I was sitting in a conference last month listening to a big retail exec discuss the future of video games.
He spoke about no longer selling discs, but rather the rights to access content. He discussed streaming services and DLC. He even suggested bundling Xbox games with PS3 titles.
But the surprising thing about this wasn’t the content of
the speech, but rather the person that was giving it. It wasn’t HMV’s Simon Fox. It wasn’t GAME’s Ian Shepherd. Nor was it Amazon, Steam or iTunes.
It was Rob Salter, the entertainment boss at Tesco. You know, the supermarket. Sells bananas and clothing.
For over two years now Tesco has seen itself as more than just a grocer that sells a small range of games. To them they are specialists with specialist knowledge.
Hence the shelf space dedicated to pre-owned, pre-orders and, if it had its way, DLC and collector’s editions.
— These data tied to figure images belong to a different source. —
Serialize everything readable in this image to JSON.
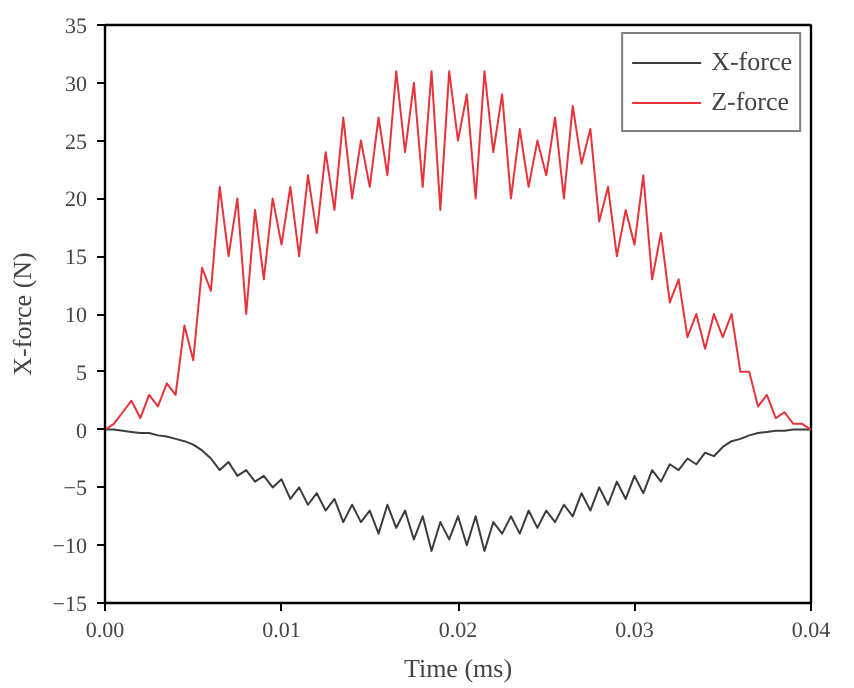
{
  "chart_data": {
    "type": "line",
    "xlabel": "Time (ms)",
    "ylabel": "X-force (N)",
    "x": [
      0,
      0.0005,
      0.001,
      0.0015,
      0.002,
      0.0025,
      0.003,
      0.0035,
      0.004,
      0.0045,
      0.005,
      0.0055,
      0.006,
      0.0065,
      0.007,
      0.0075,
      0.008,
      0.0085,
      0.009,
      0.0095,
      0.01,
      0.0105,
      0.011,
      0.0115,
      0.012,
      0.0125,
      0.013,
      0.0135,
      0.014,
      0.0145,
      0.015,
      0.0155,
      0.016,
      0.0165,
      0.017,
      0.0175,
      0.018,
      0.0185,
      0.019,
      0.0195,
      0.02,
      0.0205,
      0.021,
      0.0215,
      0.022,
      0.0225,
      0.023,
      0.0235,
      0.024,
      0.0245,
      0.025,
      0.0255,
      0.026,
      0.0265,
      0.027,
      0.0275,
      0.028,
      0.0285,
      0.029,
      0.0295,
      0.03,
      0.0305,
      0.031,
      0.0315,
      0.032,
      0.0325,
      0.033,
      0.0335,
      0.034,
      0.0345,
      0.035,
      0.0355,
      0.036,
      0.0365,
      0.037,
      0.0375,
      0.038,
      0.0385,
      0.039,
      0.0395,
      0.04
    ],
    "series": [
      {
        "name": "X-force",
        "color": "#3c3c3c",
        "values": [
          0,
          0,
          -0.1,
          -0.2,
          -0.3,
          -0.3,
          -0.5,
          -0.6,
          -0.8,
          -1,
          -1.3,
          -1.8,
          -2.5,
          -3.5,
          -2.8,
          -4,
          -3.5,
          -4.5,
          -4,
          -5,
          -4.3,
          -6,
          -5,
          -6.5,
          -5.5,
          -7,
          -6,
          -8,
          -6.5,
          -8,
          -7,
          -9,
          -6.5,
          -8.5,
          -7,
          -9.5,
          -7.5,
          -10.5,
          -8,
          -9.5,
          -7.5,
          -10,
          -7.5,
          -10.5,
          -8,
          -9,
          -7.5,
          -9,
          -7,
          -8.5,
          -7,
          -8,
          -6.5,
          -7.5,
          -5.5,
          -7,
          -5,
          -6.5,
          -4.5,
          -6,
          -4,
          -5.5,
          -3.5,
          -4.5,
          -3,
          -3.5,
          -2.5,
          -3,
          -2,
          -2.3,
          -1.5,
          -1,
          -0.8,
          -0.5,
          -0.3,
          -0.2,
          -0.1,
          -0.1,
          0,
          0,
          0
        ]
      },
      {
        "name": "Z-force",
        "color": "#e8333a",
        "values": [
          0,
          0.5,
          1.5,
          2.5,
          1,
          3,
          2,
          4,
          3,
          9,
          6,
          14,
          12,
          21,
          15,
          20,
          10,
          19,
          13,
          20,
          16,
          21,
          15,
          22,
          17,
          24,
          19,
          27,
          20,
          25,
          21,
          27,
          22,
          31,
          24,
          30,
          21,
          31,
          19,
          31,
          25,
          29,
          20,
          31,
          24,
          29,
          20,
          26,
          21,
          25,
          22,
          27,
          20,
          28,
          23,
          26,
          18,
          21,
          15,
          19,
          16,
          22,
          13,
          17,
          11,
          13,
          8,
          10,
          7,
          10,
          8,
          10,
          5,
          5,
          2,
          3,
          1,
          1.5,
          0.5,
          0.5,
          0
        ]
      }
    ],
    "xlim": [
      0,
      0.04
    ],
    "xticks": [
      {
        "value": 0,
        "label": "0.00"
      },
      0.01,
      0.02,
      0.03,
      0.04
    ],
    "ylim": [
      -15,
      35
    ],
    "yticks": [
      -15,
      -10,
      -5,
      0,
      5,
      10,
      15,
      20,
      25,
      30,
      35
    ],
    "grid": false,
    "legend": "top right",
    "marker": "none",
    "line_style": "solid"
  }
}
It is interesting to hear Tesco’s games boss Sarah Kaye call for a ‘level playing field’ with the specialists. For years we have had GAME, HMV and indies complain about the grocers and their penchant for cutting prices.
Here we have a supermarket complaining about specialists and their unique offers. Who says the grass is always greener?
Sure Tesco is a big, scary corporation. It owns a bank after all. And an insurance company. And a mobile business and film studio. And I am sure it can be difficult to deal with at times.
But this is a retailer on games’ side, and with 20 million customers walking through its doors every week. It is an opportunity publishers would be foolish to ignore.